Het wordt steeds drukker in de openbare ruimte. In het gevecht om de openbare ruimte wordt elke millimeter benut.

Hij schetste een beeld van de Amsterdamse binnenstad waarin het gevecht om de openbare ruimte steeds heviger is geworden, en waar bewoners en ondernemers hun domein uitbreiden met fysieke middelen. Tegelijk eigenen groepen bezoekers, jongeren, uitgaanders of toeristen zich gedeelten van de openbare ruimte toe (kolonisering). En dan is er nog de privatisering door het afsluiten van steegjes, doorgangen, pleintjes, stukken van straten of binnenterreinen. Ook het plaatsen van bloembakken, het aanleggen van particuliere terrassen, en het aanbrengen van hekken en slagbomen vallen daaronder.
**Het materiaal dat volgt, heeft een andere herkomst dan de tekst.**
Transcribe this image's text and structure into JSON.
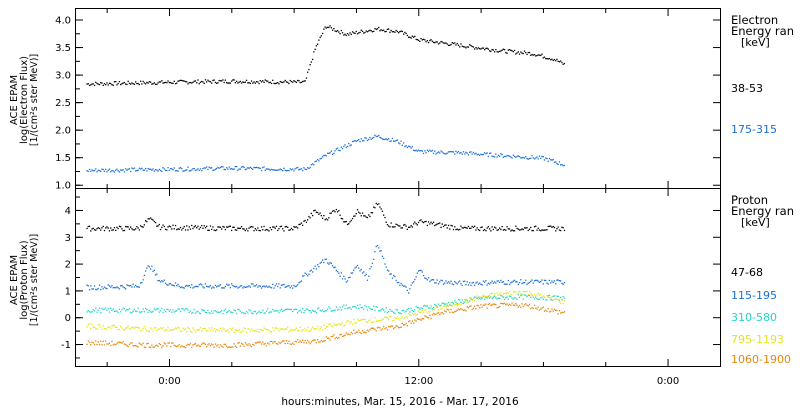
{
  "figure": {
    "xlabel": "hours:minutes, Mar. 15, 2016 - Mar. 17, 2016",
    "x_tick_labels": [
      "0:00",
      "12:00",
      "0:00"
    ]
  },
  "chart_data": [
    {
      "type": "scatter",
      "panel": "electron",
      "ylabel_lines": [
        "ACE EPAM",
        "log(Electron Flux)",
        "[1/(cm²s ster MeV)]"
      ],
      "legend_title_lines": [
        "Electron",
        "Energy ran",
        "[keV]"
      ],
      "legend_placement": "right",
      "ylim": [
        0.95,
        4.2
      ],
      "y_tick_labels": [
        "1.0",
        "1.5",
        "2.0",
        "2.5",
        "3.0",
        "3.5",
        "4.0"
      ],
      "y_ticks": [
        1.0,
        1.5,
        2.0,
        2.5,
        3.0,
        3.5,
        4.0
      ],
      "x_range_hours": [
        -4.5,
        26.5
      ],
      "series": [
        {
          "name": "38-53",
          "color": "#000000",
          "x": [
            -4.0,
            0.0,
            3.0,
            6.5,
            7.0,
            7.5,
            8.5,
            10.0,
            11.0,
            12.0,
            14.0,
            16.0,
            17.5,
            18.5,
            19.0
          ],
          "y": [
            2.85,
            2.88,
            2.9,
            2.88,
            3.5,
            3.9,
            3.75,
            3.85,
            3.8,
            3.65,
            3.55,
            3.45,
            3.4,
            3.3,
            3.2
          ]
        },
        {
          "name": "175-315",
          "color": "#1a6fd8",
          "x": [
            -4.0,
            0.0,
            3.0,
            6.5,
            7.5,
            9.0,
            10.0,
            11.0,
            12.0,
            14.0,
            16.0,
            18.0,
            19.0
          ],
          "y": [
            1.28,
            1.3,
            1.32,
            1.3,
            1.55,
            1.82,
            1.9,
            1.8,
            1.62,
            1.6,
            1.55,
            1.5,
            1.38
          ]
        }
      ]
    },
    {
      "type": "scatter",
      "panel": "proton",
      "ylabel_lines": [
        "ACE EPAM",
        "log(Proton Flux)",
        "[1/(cm²s ster MeV)]"
      ],
      "legend_title_lines": [
        "Proton",
        "Energy ran",
        "[keV]"
      ],
      "legend_placement": "right",
      "ylim": [
        -1.8,
        4.8
      ],
      "y_tick_labels": [
        "-1",
        "0",
        "1",
        "2",
        "3",
        "4"
      ],
      "y_ticks": [
        -1,
        0,
        1,
        2,
        3,
        4
      ],
      "x_range_hours": [
        -4.5,
        26.5
      ],
      "series": [
        {
          "name": "47-68",
          "color": "#000000",
          "x": [
            -4.0,
            -1.5,
            -1.0,
            -0.5,
            3.0,
            6.0,
            6.5,
            7.0,
            7.5,
            8.0,
            8.5,
            9.0,
            9.5,
            10.0,
            10.5,
            11.5,
            12.0,
            14.0,
            16.0,
            19.0
          ],
          "y": [
            3.35,
            3.35,
            3.7,
            3.4,
            3.35,
            3.35,
            3.6,
            4.0,
            3.7,
            4.1,
            3.5,
            4.0,
            3.7,
            4.3,
            3.5,
            3.4,
            3.6,
            3.35,
            3.35,
            3.35
          ]
        },
        {
          "name": "115-195",
          "color": "#1a6fd8",
          "x": [
            -4.0,
            -1.5,
            -1.0,
            -0.5,
            0.5,
            3.0,
            6.0,
            6.5,
            7.5,
            8.5,
            9.0,
            9.5,
            10.0,
            10.5,
            11.5,
            12.0,
            12.5,
            14.0,
            16.0,
            19.0
          ],
          "y": [
            1.15,
            1.2,
            2.0,
            1.4,
            1.2,
            1.2,
            1.2,
            1.6,
            2.2,
            1.4,
            2.0,
            1.5,
            2.8,
            1.7,
            1.0,
            1.8,
            1.4,
            1.3,
            1.35,
            1.35
          ]
        },
        {
          "name": "310-580",
          "color": "#22d6d0",
          "x": [
            -4.0,
            -1.0,
            3.0,
            7.0,
            9.0,
            11.0,
            13.0,
            15.0,
            17.0,
            19.0
          ],
          "y": [
            0.3,
            0.3,
            0.25,
            0.3,
            0.45,
            0.25,
            0.5,
            0.75,
            0.8,
            0.75
          ]
        },
        {
          "name": "795-1193",
          "color": "#e6e61a",
          "x": [
            -4.0,
            -1.0,
            3.0,
            7.0,
            9.0,
            11.0,
            13.0,
            15.0,
            17.0,
            19.0
          ],
          "y": [
            -0.3,
            -0.4,
            -0.45,
            -0.4,
            -0.1,
            0.0,
            0.4,
            0.8,
            1.0,
            0.6
          ]
        },
        {
          "name": "1060-1900",
          "color": "#e8870c",
          "x": [
            -4.0,
            -1.0,
            3.0,
            7.0,
            9.0,
            11.0,
            13.0,
            15.0,
            17.0,
            19.0
          ],
          "y": [
            -0.9,
            -1.0,
            -1.0,
            -0.85,
            -0.5,
            -0.3,
            0.2,
            0.45,
            0.5,
            0.2
          ]
        }
      ]
    }
  ]
}
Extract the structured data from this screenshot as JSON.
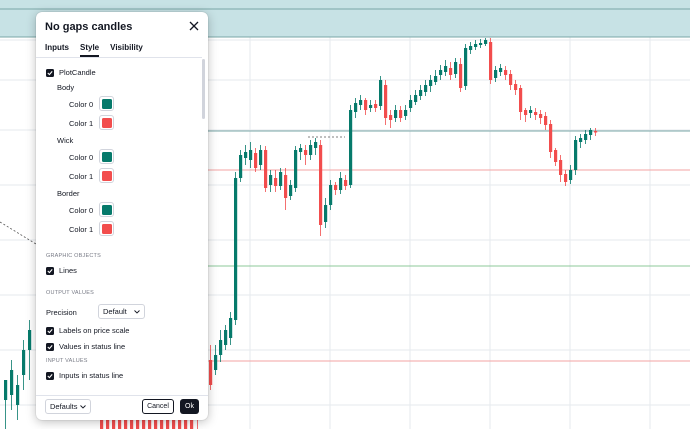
{
  "dialog": {
    "title": "No gaps candles",
    "tabs": [
      "Inputs",
      "Style",
      "Visibility"
    ],
    "active_tab": "Style",
    "plot_candle_label": "PlotCandle",
    "body_label": "Body",
    "wick_label": "Wick",
    "border_label": "Border",
    "color0_label": "Color 0",
    "color1_label": "Color 1",
    "color0": "#067a6b",
    "color1": "#f24d4d",
    "graphic_objects_header": "GRAPHIC OBJECTS",
    "lines_label": "Lines",
    "output_values_header": "OUTPUT VALUES",
    "precision_label": "Precision",
    "precision_value": "Default",
    "labels_on_price_scale": "Labels on price scale",
    "values_in_status_line": "Values in status line",
    "input_values_header": "INPUT VALUES",
    "inputs_in_status_line": "Inputs in status line",
    "defaults_label": "Defaults",
    "cancel_label": "Cancel",
    "ok_label": "Ok"
  },
  "chart": {
    "up_color": "#067a6b",
    "down_color": "#f24d4d",
    "band_color": "#c7e2e5",
    "gridline_color": "#e6eaee",
    "blue_line_color": "#7aa7a7",
    "red_line_color": "#f3a3a3",
    "green_line_color": "#8cc89a"
  }
}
De balans is zoekgeraakt. Bewoners en werkers voelen zich soms buitengesloten en lijken outsiders en figuranten te worden in hun eigen woon- en werkplaats. Leon Deben toonde met cijfers aan dat de binnenstadbewoners niet overdrijven als ze het over de toenemende drukte in de binnenstad hebben en dat hun klachten niet weggewuifd kunnen worden met de opmerking dat ze dan maar niet in de binnenstad hadden moeten wonen. “Je weet dat het soms druk is in de binnenstad”, wordt dan gezegd. Degene die zo denigrerend over de klachten heenwalst, beseft kennelijk niet dat het woonklimaat ingrijpend is veranderd. Leon Deben: “De binnenstad is niet alleen uitgaansstad, toeristenstad, woonstad en werkstad geworden, maar tevens een gigantisch winkelcentrum. Bijna een derde van alle Amsterdamse winkels is in de binnenstad gevestigd. Bovendien bevindt zich in de binnenstad meer dan de helft van alle Amsterdamse theaters, bioscopen en podia.”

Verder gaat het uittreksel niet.